Chmielinski met Malakian in 2002 at a music festival in Australia and New Zealand, where System of a Down and Chmielinski’s band, Amen, were playing.
     After running into each other months later in Los Angeles, Malakian and Chmielinski began hanging out and playing music together. Malakian had been considering a side project at the time and discussed a joint project with Chmielinski. They added a drummer and called themselves Scars on Broadway, creating a number of songs in the process, the ruling states.
     One of their sessions produced a song, one minute in length, that Chmielinski claimed became “B.Y.O.B.,” System of a Down’s only Top 40 single.
     But Judge Sweet said the only similarities between the recordings were the opening guitar riff, the bridge section and the first line of the chorus, all of which Malakian said he created.
     After his relationship with Chmielinski cooled, Malakian brought the song to System of a Down. He described “B.Y.O.B.,” which stands for Bring Your Own Bombs, as depicting “war as a party in the desert and a class structure that sends a disproportionate number of underprivileged youth to fight in our country’s wars.”
     The liner notes for “Mezmerize” credit Malakian with creating the music and Tankian the lyrics. The ruling describes Tankian as a “politically active individual and artist” who allegedly used his own journal poetry to pen the lyrics to “B.Y.O.B.”
     “Malakian also informed System of a Down’s management that he intended to gift Chmielinski a 2 percent writer’s royalty interest,” Sweet wrote. Despite initially being “very excited” about the gesture, Chmielinski later told the band’s manager that he felt he deserved a higher percentage.

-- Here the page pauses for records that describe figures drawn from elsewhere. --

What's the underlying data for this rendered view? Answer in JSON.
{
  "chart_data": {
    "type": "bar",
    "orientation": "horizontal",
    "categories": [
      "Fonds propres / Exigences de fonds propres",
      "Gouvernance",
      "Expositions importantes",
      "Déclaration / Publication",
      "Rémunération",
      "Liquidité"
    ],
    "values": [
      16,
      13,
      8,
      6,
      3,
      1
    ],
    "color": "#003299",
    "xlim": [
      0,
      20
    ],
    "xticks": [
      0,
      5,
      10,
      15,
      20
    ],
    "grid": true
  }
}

     “Malakian has since, understandably, revoked this gift,” Sweet wrote.
     The judge said Chmielinski’s story was “inconsistent and uncorroborated,” and the songwriter changed his testimony numerous times when new evidence was introduced.
     “Maxwood has failed to establish that the parties intended Chmielinski to be a joint author,” Sweet wrote.
     He dismissed Maxwood’s bid for royalties and declared Malakian and Tankian the sole authors of “B.Y.O.B.”